"Churchwarden, my dear," said Aaron, addressing his wife in a pleasant tone, "and corn-chandler."
For the life of him Mr. Whimpole could not have explained to the satisfaction of those not directly interested why he was angry at the reception he was meeting. That Aaron Cohen was not the kind of man he had expected to meet would not have been accepted as a sufficient reason.
"I am not mistaken," said Mr. Whimpole, with a flush of resentment, "in believing you to be a Jew?"
"You are not mistaken," replied Aaron with exceeding urbanity. "I am a Jew. If I were not proud of the fact it would be folly to attempt to disguise it, for at least one feature in my face would betray me."
"It would," said Mr. Whimpole, dealing a blow which had the effect of causing Aaron to lean back in his chair, and laugh gently to himself for fully thirty seconds.
"When you have quite finished," said Mr. Whimpole coldly, "we will proceed."
"Excuse me," said Aaron, drawing a deep breath of enjoyment. "I beg you will not consider me wanting in politeness, but I have the instincts of my race, and I never waste the smallest trifle, not even a joke."
A little tuft of hair which ran down the center of Mr. Whimpole's head--the right and left banks of which were devoid of
verdure--quivered in sympathy with the proprietor's astonishment.
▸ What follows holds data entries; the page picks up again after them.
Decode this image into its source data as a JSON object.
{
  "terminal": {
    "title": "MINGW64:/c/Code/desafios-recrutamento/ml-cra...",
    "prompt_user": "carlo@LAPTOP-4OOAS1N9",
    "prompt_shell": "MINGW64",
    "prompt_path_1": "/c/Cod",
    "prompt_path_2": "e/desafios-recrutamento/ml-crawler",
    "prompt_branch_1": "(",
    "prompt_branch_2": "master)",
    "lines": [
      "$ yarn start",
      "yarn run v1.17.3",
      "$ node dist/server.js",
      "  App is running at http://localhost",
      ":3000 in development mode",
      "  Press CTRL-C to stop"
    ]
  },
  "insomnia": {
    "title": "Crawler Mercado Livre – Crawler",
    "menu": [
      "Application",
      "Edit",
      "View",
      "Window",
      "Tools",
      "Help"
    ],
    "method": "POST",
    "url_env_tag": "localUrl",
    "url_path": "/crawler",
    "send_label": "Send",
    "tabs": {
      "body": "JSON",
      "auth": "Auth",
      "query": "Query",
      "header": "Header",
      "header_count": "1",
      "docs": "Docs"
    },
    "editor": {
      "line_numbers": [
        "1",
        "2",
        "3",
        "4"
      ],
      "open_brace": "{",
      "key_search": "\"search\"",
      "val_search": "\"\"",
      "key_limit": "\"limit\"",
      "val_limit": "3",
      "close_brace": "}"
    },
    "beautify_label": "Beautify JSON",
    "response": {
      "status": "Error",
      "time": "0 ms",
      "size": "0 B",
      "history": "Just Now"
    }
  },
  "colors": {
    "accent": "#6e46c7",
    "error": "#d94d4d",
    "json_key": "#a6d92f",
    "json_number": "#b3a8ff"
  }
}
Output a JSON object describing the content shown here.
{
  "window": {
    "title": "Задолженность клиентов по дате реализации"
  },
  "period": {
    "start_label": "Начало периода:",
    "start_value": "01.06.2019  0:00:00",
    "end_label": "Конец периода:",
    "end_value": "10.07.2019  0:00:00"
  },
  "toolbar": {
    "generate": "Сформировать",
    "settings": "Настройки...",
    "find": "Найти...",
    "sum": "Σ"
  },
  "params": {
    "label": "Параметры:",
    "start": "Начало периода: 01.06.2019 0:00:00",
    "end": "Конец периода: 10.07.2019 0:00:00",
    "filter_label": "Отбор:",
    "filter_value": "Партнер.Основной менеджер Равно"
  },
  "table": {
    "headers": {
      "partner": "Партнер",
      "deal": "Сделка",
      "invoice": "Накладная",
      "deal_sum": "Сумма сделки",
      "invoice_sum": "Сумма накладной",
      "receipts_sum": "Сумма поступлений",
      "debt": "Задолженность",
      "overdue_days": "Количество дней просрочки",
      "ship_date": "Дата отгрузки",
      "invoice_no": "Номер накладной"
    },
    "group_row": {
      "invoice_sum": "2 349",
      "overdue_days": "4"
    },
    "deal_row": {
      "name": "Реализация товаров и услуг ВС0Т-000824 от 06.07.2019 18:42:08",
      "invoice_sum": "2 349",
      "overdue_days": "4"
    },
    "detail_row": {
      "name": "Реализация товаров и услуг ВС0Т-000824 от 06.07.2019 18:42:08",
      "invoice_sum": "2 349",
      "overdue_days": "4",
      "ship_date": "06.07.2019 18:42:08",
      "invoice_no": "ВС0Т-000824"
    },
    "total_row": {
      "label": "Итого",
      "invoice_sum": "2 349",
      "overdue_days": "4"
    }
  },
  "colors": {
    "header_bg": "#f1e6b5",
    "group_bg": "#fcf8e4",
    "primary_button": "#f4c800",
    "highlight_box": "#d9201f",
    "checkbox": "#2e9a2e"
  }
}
That a man should make a joke out of that which was generally considered to be a reproach and a humiliation was, indeed, matter for amazement, nay, in this instance, for indignation, for in Aaron Cohen's laughter he, Mr. Whimpole himself, was made to occupy a ridiculous place.
"We are loath," continued Aaron, "to waste even the thinnest joke. We are at once both thrifty and liberal."
"We!" exclaimed Mr. Whimpole in hot repudiation.